DeSalvo: The evidence is, for interventions, still emerging; it’s an exciting era of evidence-generation. But in that case, what I would do is I would go to the data that I have in hand, and I would look for the individuals in my population, whether they’re my members of a health plan or of my attributed patient population, and using stratification, find out who seems to be needing the health care system more than others, who are the high-cost, high-need patients? Those patients or members typically also have a lot of complex social needs as well, and I would target them by asking questions.
I would call them or go into their home as part of my risk assessment, or as part of my regular intake, and I would ask them, using structured tools that are already available out in the world, whether they’re going to bed hungry, if they have stable housing, if they feel safe in their home. We do know that there are some domains, where there’s some evidence that if we ask a question, there are resources that we can link people to, and that that will improve outcomes. For most people, most organizations are finding that where they’re able to get some advancement in addressing the social determinants, especially for those high-cost, high-need populations, is in addressing challenges around transportation and food insecurity.
“There’s an exciting array of tools and approaches that are emerging to do some social risk stratifications, and also to use digital tools to help link people between the health and social services sector. I would be an early adopter of some of those tools.”
Sometimes it’s, for example, in food insecurity, as simple as looking at the data that you have about that person and knowing that they’re already eligible for SNAP, but not enrolled, but to get them additional food assistance, or get them enrolled with Meals on Wheels, or know where there are local resources that might be available to assist them.
That step one is, what’s already available that we’re just not taking advantage of for the people in front of us? I’d say, also, though, [that] I would build additional data. There’s a lot of good data to be had about who’s at risk in your population and what reinforcements there are in a community, and where there are needs.
There’s an exciting array of tools and approaches that are emerging to do some social risk stratifications, and also to use digital tools to help link people between the health and social services sector. I would be an early adopter of some of those tools, because I think solving this for our patients, whether this is the cost you’re worried about, or the health outcomes, or their social needs, we’re going to have to be able to measure and track it. And that’s a part of not just evaluation, but also of the evidence-generation. Making sure that on the individual level somebody’s referred to Meals on Wheels, that they showed up, and what was the quality of that, but also, is it working? Is it lowering cost?
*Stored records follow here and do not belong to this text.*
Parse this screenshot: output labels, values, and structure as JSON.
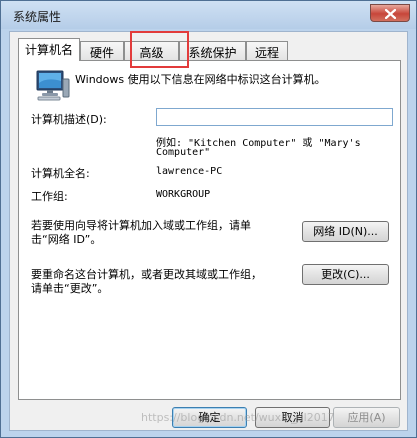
{
  "window": {
    "title": "系统属性"
  },
  "tabs": [
    {
      "label": "计算机名",
      "active": true
    },
    {
      "label": "硬件",
      "active": false
    },
    {
      "label": "高级",
      "active": false
    },
    {
      "label": "系统保护",
      "active": false
    },
    {
      "label": "远程",
      "active": false
    }
  ],
  "computer_name_tab": {
    "intro": "Windows 使用以下信息在网络中标识这台计算机。",
    "description_label": "计算机描述(D):",
    "description_value": "",
    "example_line1": "例如: \"Kitchen Computer\" 或 \"Mary's",
    "example_line2": "Computer\"",
    "full_name_label": "计算机全名:",
    "full_name_value": "lawrence-PC",
    "workgroup_label": "工作组:",
    "workgroup_value": "WORKGROUP",
    "network_text_line1": "若要使用向导将计算机加入域或工作组，请单",
    "network_text_line2": "击“网络 ID”。",
    "network_id_button": "网络 ID(N)...",
    "rename_text_line1": "要重命名这台计算机，或者更改其域或工作组，",
    "rename_text_line2": "请单击“更改”。",
    "change_button": "更改(C)..."
  },
  "footer": {
    "ok": "确定",
    "cancel": "取消",
    "apply": "应用(A)"
  },
  "watermark": "https://blog.csdn.net/wuxin_dl2017",
  "colors": {
    "highlight": "#e23b3b",
    "input_border": "#7fa8cf"
  }
}
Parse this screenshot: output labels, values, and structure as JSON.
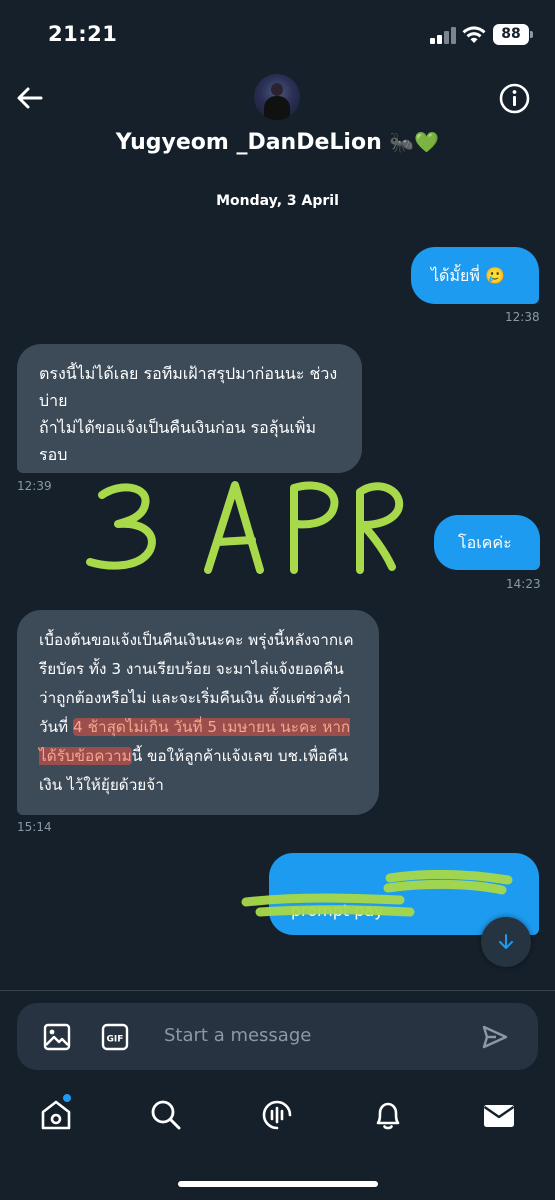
{
  "status_bar": {
    "time": "21:21",
    "battery": "88"
  },
  "header": {
    "name": "Yugyeom _DanDeLion",
    "name_emoji": "🐜💚"
  },
  "date_divider": "Monday, 3 April",
  "messages": [
    {
      "side": "sent",
      "text": "ได้มั้ยพี่ 🥲",
      "time": "12:38"
    },
    {
      "side": "received",
      "text": "ตรงนี้ไม่ได้เลย รอทีมเฝ้าสรุปมาก่อนนะ ช่วงบ่าย\nถ้าไม่ได้ขอแจ้งเป็นคืนเงินก่อน รอลุ้นเพิ่มรอบ",
      "time": "12:39"
    },
    {
      "side": "sent",
      "text": "โอเคค่ะ",
      "time": "14:23"
    },
    {
      "side": "received",
      "time": "15:14",
      "part1": "เบื้องต้นขอแจ้งเป็นคืนเงินนะคะ พรุ่งนี้หลังจากเครียบัตร ทั้ง 3 งานเรียบร้อย จะมาไล่แจ้งยอดคืน ว่าถูกต้องหรือไม่ และจะเริ่มคืนเงิน ตั้งแต่ช่วงค่ำวันที่ ",
      "highlight": "4 ช้าสุดไม่เกิน วันที่ 5 เมษายน นะคะ หากได้รับข้อความ",
      "part2": "นี้ ขอให้ลูกค้าแจ้งเลข บช.เพื่อคืนเงิน ไว้ให้ยุ้ยด้วยจ้า"
    },
    {
      "side": "sent",
      "text": "prompt pay"
    }
  ],
  "composer": {
    "placeholder": "Start a message"
  },
  "colors": {
    "background": "#15202b",
    "sent_bubble": "#1d9bf0",
    "received_bubble": "#3d4a58",
    "scribble": "#a8d94a"
  }
}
So, I would start with a defined population, but I would be very deliberate and intentional about asking questions, using structured questionnaires, and beginning to build an evidence base within our own organization, and use the new emerging digital tools to advance it.
I also would hope that I was in a state that was really advanced in the area. Take a place like Minnesota, where their Medicaid program is already working on shared risk models around addressing social determinants. They’re pretty forward-leaning in their understanding that the health care system needs to not just refer to, but be a part of, resourcing up the infrastructure to support social needs, and is really wanting them to place an incentive structure, so that the health care system really understands and acts on it more aggressively.